На веранде под цинковым навесом, обтянутым полосатым тиком, стоял диван, жардиньерка, висела люстра, но в этот пасмурный день, когда в уши назойливо лез монотонный шум дождя, а взгляд упирался в мокрые, окутанные туманом берега Сены, все это выглядело довольно уныло.
Джеку было не по себе. Он думал: «Уж лучше бы я написал…» Он не знал, с чего начать разговор.
— Ну так что же? — присаживаясь, спросила Шарлотта. Подперев рукой подбородок, она приняла картинную позу женщины, приготовившейся слушать.

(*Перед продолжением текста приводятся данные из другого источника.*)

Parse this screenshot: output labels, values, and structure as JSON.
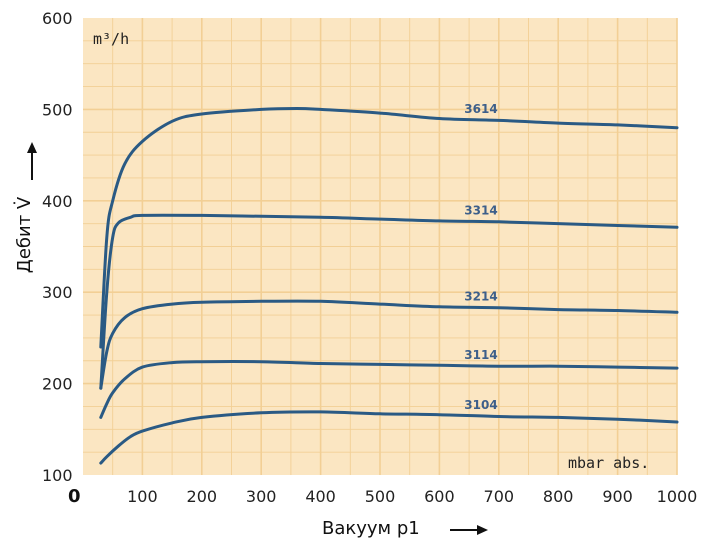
{
  "chart_data": {
    "type": "line",
    "title": "",
    "xlabel": "Вакуум p1",
    "ylabel": "Дебит V̇",
    "x_unit": "mbar abs.",
    "y_unit": "m³/h",
    "origin_label": "0",
    "xlim": [
      0,
      1000
    ],
    "ylim": [
      100,
      600
    ],
    "x_ticks": [
      100,
      200,
      300,
      400,
      500,
      600,
      700,
      800,
      900,
      1000
    ],
    "y_ticks": [
      100,
      200,
      300,
      400,
      500,
      600
    ],
    "grid": true,
    "legend": "inline labels",
    "colors": {
      "background": "#fbe6c2",
      "grid": "#f2cf95",
      "line": "#2a5a84",
      "label": "#3d5f8a"
    },
    "series": [
      {
        "name": "3614",
        "points": [
          [
            30,
            240
          ],
          [
            40,
            360
          ],
          [
            50,
            400
          ],
          [
            70,
            440
          ],
          [
            100,
            465
          ],
          [
            150,
            487
          ],
          [
            200,
            495
          ],
          [
            300,
            500
          ],
          [
            360,
            501
          ],
          [
            400,
            500
          ],
          [
            500,
            496
          ],
          [
            600,
            490
          ],
          [
            700,
            488
          ],
          [
            800,
            485
          ],
          [
            900,
            483
          ],
          [
            1000,
            480
          ]
        ]
      },
      {
        "name": "3314",
        "points": [
          [
            30,
            195
          ],
          [
            40,
            300
          ],
          [
            50,
            360
          ],
          [
            60,
            376
          ],
          [
            80,
            382
          ],
          [
            100,
            384
          ],
          [
            200,
            384
          ],
          [
            300,
            383
          ],
          [
            400,
            382
          ],
          [
            500,
            380
          ],
          [
            600,
            378
          ],
          [
            700,
            377
          ],
          [
            800,
            375
          ],
          [
            900,
            373
          ],
          [
            1000,
            371
          ]
        ]
      },
      {
        "name": "3214",
        "points": [
          [
            30,
            195
          ],
          [
            40,
            235
          ],
          [
            50,
            255
          ],
          [
            70,
            272
          ],
          [
            100,
            282
          ],
          [
            150,
            287
          ],
          [
            200,
            289
          ],
          [
            300,
            290
          ],
          [
            400,
            290
          ],
          [
            500,
            287
          ],
          [
            600,
            284
          ],
          [
            700,
            283
          ],
          [
            800,
            281
          ],
          [
            900,
            280
          ],
          [
            1000,
            278
          ]
        ]
      },
      {
        "name": "3114",
        "points": [
          [
            30,
            163
          ],
          [
            40,
            178
          ],
          [
            50,
            190
          ],
          [
            70,
            205
          ],
          [
            100,
            218
          ],
          [
            150,
            223
          ],
          [
            200,
            224
          ],
          [
            300,
            224
          ],
          [
            400,
            222
          ],
          [
            500,
            221
          ],
          [
            600,
            220
          ],
          [
            700,
            219
          ],
          [
            800,
            219
          ],
          [
            900,
            218
          ],
          [
            1000,
            217
          ]
        ]
      },
      {
        "name": "3104",
        "points": [
          [
            30,
            113
          ],
          [
            40,
            120
          ],
          [
            60,
            132
          ],
          [
            80,
            142
          ],
          [
            100,
            148
          ],
          [
            150,
            157
          ],
          [
            200,
            163
          ],
          [
            300,
            168
          ],
          [
            400,
            169
          ],
          [
            500,
            167
          ],
          [
            600,
            166
          ],
          [
            700,
            164
          ],
          [
            800,
            163
          ],
          [
            900,
            161
          ],
          [
            1000,
            158
          ]
        ]
      }
    ]
  }
}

Он еще немного поколебался, как колеблется человек, перед тем как опустить тяжелый груз на этажерку, предназначенную для безделушек: то, что он собирался сказать, ему самому представлялось слишком обременительным для этой пустой и легкомысленной женской головки.
— Я хочу… я хочу поговорить с тобой об отце.
«Что это тебе в голову взбрело!» — чуть было не вырвалось у нее.
И хотя она не произнесла этих слов, но ее лицо, на котором отразились изумление, скука, испуг, говорило об этом достаточно красноречиво.
— Все это очень печально для нас обоих, бедный мой мальчик, но, как ни тягостен такой разговор, я понимаю твое естественное любопытство и готова его удовлетворить. Тем более, что я давно решила, — прибавила она торжественно, — когда тебе исполнится двадцать лет, я открою тебе тайну твоего рождения.
Теперь уже он с изумлением уставился на нее.
Значит, она не помнит, что три месяца назад сообщила ему этот секрет. Впрочем, эта забывчивость была ему даже на руку. Он сможет сравнить то, что она ему поведает сейчас, с тем, что она говорила прежде. Он хорошо ее изучил!